One of the fundamental elements in the storyline of Festival of Martina Franca is the renewal of musicians who have been forgotten for a long time. This edition of the Festival opened with Nicola Vaccai's Giulietta e Romeo, a 19th-century opera which has not only a historical and philological interest for scholars and experts, but, as we could appreciate, is also of great musical value, earning a very warm reception from the public.
Opera buffs may know Nicola Vaccai as one of the last composers of the Neapolitan School: he was a pupil of Paisiello and almost contemporary to Rossini, and was well known in his time, to the point that the last scene of his Giulietta e Romeo was taken to substitute the same scene in Bellini’s I capuleti ed i montecchi because the singers considered Vaccai's music greater than Bellini's. Vaccai’s opera was delivered in the courtyard of Palazzo Ducale in Martina Franca and was based upon the critical edition curated by musicologist Ilaria Narici in 1996 for the first and, until now, only staging of the opera in modern times.

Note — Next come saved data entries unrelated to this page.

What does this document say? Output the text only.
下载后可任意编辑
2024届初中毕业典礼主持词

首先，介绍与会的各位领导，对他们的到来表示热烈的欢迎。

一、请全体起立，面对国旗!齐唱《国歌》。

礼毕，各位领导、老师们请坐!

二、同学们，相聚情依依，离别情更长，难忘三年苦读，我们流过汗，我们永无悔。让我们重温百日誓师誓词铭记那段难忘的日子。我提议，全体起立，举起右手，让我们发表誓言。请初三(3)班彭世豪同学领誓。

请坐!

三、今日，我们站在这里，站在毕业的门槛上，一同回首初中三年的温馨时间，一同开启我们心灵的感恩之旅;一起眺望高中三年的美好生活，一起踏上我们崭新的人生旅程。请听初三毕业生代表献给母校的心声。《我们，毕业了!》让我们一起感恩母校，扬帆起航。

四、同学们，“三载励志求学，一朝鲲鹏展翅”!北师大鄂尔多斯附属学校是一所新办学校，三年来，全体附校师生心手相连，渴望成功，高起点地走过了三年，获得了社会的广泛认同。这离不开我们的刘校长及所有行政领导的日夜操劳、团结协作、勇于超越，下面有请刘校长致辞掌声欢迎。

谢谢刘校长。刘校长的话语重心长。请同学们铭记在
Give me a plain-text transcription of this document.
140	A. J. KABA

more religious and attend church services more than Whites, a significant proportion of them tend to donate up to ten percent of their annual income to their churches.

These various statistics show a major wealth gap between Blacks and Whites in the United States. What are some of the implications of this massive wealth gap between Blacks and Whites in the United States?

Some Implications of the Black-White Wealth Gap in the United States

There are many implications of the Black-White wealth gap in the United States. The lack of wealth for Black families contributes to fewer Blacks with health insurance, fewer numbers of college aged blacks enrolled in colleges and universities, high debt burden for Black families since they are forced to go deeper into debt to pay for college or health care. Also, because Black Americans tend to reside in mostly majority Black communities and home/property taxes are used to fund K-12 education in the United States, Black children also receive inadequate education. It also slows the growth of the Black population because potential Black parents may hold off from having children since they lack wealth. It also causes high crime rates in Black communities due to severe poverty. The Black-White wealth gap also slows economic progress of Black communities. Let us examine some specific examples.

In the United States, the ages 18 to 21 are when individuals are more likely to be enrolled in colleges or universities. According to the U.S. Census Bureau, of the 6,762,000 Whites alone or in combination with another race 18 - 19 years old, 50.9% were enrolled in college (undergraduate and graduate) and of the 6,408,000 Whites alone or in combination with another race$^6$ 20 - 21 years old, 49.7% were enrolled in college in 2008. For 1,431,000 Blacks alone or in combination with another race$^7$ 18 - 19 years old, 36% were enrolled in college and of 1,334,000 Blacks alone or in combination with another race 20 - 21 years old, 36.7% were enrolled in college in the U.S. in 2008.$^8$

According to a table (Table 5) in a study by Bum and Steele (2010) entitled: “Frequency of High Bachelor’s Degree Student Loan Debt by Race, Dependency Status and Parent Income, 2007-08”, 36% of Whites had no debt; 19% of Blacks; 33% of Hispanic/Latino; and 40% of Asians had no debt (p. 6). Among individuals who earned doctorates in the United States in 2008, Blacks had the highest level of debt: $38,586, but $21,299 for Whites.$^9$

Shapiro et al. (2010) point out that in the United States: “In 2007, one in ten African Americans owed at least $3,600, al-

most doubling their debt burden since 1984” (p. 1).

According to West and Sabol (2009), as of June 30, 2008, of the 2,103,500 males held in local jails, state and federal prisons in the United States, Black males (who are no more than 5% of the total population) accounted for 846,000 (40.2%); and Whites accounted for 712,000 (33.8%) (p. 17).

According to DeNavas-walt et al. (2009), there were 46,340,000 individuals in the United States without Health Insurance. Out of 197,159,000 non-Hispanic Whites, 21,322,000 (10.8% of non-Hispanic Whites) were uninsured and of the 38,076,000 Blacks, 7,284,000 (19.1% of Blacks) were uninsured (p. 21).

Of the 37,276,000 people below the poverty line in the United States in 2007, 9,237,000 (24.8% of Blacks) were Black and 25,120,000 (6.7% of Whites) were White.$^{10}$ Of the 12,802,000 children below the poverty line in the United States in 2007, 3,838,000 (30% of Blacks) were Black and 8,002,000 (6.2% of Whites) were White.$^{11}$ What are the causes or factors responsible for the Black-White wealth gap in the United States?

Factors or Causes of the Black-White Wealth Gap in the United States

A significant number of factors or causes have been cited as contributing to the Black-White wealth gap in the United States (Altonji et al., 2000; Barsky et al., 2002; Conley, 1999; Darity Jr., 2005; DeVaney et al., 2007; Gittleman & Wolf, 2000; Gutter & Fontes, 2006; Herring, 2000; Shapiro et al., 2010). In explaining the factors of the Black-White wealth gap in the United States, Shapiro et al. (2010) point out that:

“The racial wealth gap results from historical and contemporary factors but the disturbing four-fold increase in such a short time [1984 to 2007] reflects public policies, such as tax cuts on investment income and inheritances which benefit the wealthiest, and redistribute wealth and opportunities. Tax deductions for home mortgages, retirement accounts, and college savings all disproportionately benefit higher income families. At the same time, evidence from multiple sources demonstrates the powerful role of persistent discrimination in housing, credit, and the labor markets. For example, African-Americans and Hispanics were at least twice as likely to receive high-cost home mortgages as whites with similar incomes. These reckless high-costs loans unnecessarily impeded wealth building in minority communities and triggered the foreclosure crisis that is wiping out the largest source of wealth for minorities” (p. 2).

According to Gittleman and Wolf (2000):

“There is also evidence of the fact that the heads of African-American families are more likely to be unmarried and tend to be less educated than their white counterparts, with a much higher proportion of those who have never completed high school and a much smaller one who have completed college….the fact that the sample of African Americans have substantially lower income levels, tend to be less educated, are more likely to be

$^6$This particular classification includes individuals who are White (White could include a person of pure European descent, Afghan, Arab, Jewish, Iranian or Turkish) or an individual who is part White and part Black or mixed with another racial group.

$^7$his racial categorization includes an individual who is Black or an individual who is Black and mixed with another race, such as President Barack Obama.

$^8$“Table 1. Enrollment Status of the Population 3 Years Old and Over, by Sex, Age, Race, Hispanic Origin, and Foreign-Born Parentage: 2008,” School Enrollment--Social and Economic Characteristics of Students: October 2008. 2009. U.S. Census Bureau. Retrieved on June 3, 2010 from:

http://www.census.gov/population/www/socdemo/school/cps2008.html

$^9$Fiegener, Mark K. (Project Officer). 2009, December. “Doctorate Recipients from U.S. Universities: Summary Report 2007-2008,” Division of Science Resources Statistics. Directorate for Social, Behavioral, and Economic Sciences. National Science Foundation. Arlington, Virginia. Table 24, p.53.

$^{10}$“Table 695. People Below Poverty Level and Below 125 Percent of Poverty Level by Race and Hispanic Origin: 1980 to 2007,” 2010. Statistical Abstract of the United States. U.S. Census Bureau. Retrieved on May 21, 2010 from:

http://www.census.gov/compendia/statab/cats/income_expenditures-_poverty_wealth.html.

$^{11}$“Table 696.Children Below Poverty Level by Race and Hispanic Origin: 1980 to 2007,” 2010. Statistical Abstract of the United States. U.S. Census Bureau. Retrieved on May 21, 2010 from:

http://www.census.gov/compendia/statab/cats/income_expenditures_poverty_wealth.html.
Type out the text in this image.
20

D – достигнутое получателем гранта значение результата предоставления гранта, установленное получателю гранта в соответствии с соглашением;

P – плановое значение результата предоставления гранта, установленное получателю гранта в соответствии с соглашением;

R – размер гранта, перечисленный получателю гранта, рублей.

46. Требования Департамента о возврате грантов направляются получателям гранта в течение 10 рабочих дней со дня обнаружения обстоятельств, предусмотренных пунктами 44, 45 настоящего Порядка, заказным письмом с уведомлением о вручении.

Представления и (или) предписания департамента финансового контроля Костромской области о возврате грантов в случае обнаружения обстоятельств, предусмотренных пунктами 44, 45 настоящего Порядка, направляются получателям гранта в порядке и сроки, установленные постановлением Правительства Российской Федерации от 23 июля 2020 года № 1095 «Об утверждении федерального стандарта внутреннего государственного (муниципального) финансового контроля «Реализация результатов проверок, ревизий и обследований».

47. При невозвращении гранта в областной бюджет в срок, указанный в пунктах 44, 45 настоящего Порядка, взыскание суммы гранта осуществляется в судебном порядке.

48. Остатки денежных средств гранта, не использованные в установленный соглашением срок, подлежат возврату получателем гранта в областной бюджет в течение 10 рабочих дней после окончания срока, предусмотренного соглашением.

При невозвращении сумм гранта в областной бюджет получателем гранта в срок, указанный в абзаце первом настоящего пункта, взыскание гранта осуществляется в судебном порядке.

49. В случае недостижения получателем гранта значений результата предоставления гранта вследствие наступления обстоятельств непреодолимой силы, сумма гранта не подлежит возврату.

Cecilia Lagorio's staging led to a beautiful, elegant and flawless performance. Ligorio’s reading got to the core of the story (the libretto was drawn by Felice Romani, at the time the star of librettists); the key, of course, is the love story between the two teenagers, but not a single moment of their love is happy as, from the curtain's rise, we could sense tragedy and death hovering over the stage. Many passages of the score have plenty of dark colours and slow tempi that give a perpetual sense of mourning.
Accordingly to the director’s concept, scenes, lights and costumes gave the production a gloomy touch. Costume designer Giuseppe Palella emphasised the mood by assigning the Capulets black clothes, while the Montecchi wore white. The fixed set created by Alessia Colosso was of great impact, with a transversal wall where in the first act there is the balcony to Giulietta’s bedroom, and in the second one is transformed into a cemetery.